I think it is better to not use the global random generator. That way you don’t have to worry about another process calling rand and messing up your sequence.

julia> rng = MersenneTwister(1234);

julia> rand!(rng, zeros(5))
5-element Array{Float64,1}:

I’m probably late to the party here but I did do a very similar thing as proposed by Tamas here by implementing a wrapperRNG for the RandomNumers.jl package. Instead of saving the sequence itself I saved the current state in “snapshots” so that you can then “jump” back in the sequence by finding the closest snapshot pre the point you want to move to and then advance it. If you use one of the RNG’s in the package that have small state this can be both mem and cpu efficient IMHO.


This seems like it could be useful if you have to abandon a computation and want to redo part of it with the same sequence. With a small state it seems quite practical.

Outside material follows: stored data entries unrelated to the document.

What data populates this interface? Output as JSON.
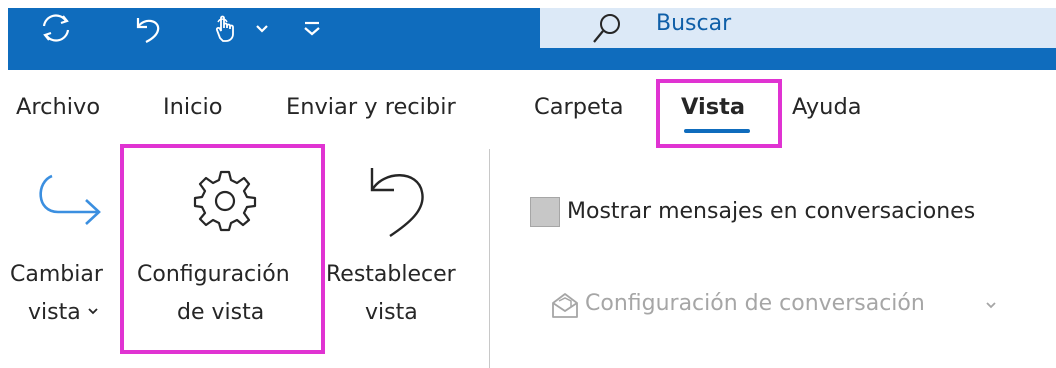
{
  "title_bar": {
    "search_text": "Buscar",
    "colors": {
      "bar": "#0f6cbd",
      "search_bg": "#dce9f7"
    },
    "quick_access_icons": [
      "sync-icon",
      "undo-icon",
      "touch-mode-icon",
      "chevron-down-icon",
      "customize-toolbar-icon"
    ]
  },
  "tabs": {
    "archivo": "Archivo",
    "inicio": "Inicio",
    "enviar_recibir": "Enviar y recibir",
    "carpeta": "Carpeta",
    "vista": "Vista",
    "ayuda": "Ayuda",
    "active": "Vista"
  },
  "ribbon": {
    "change_view": {
      "line1": "Cambiar",
      "line2": "vista",
      "icon": "arrow-right-icon"
    },
    "view_settings": {
      "line1": "Configuración",
      "line2": "de vista",
      "icon": "gear-icon"
    },
    "reset_view": {
      "line1": "Restablecer",
      "line2": "vista",
      "icon": "undo-icon"
    },
    "show_conversations": {
      "label": "Mostrar mensajes en conversaciones",
      "checked": false
    },
    "conversation_settings": {
      "label": "Configuración de conversación",
      "icon": "envelope-icon",
      "enabled": false
    }
  },
  "highlight_color": "#e033d2"
}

Another approach, for MersenneTwister, would be to “jump forward” (using Future.randjump) by a number of steps a bit less than the period. But given that MersenneTwister uses caches, this is not totally straightforward to implement (see e.g. #25129). Moreover, I didn’t succeed after trying few minutes, so I may be overlooking something (I’m not sure what the exact period is, I thought it was 2^19937-1, but in the “dSFMT.h” file, it says a multiple of this number…).


I really recommend just using a different PRNG if you want to go backwards or make snapshots. RandomNumbers.jl offers various alternatives.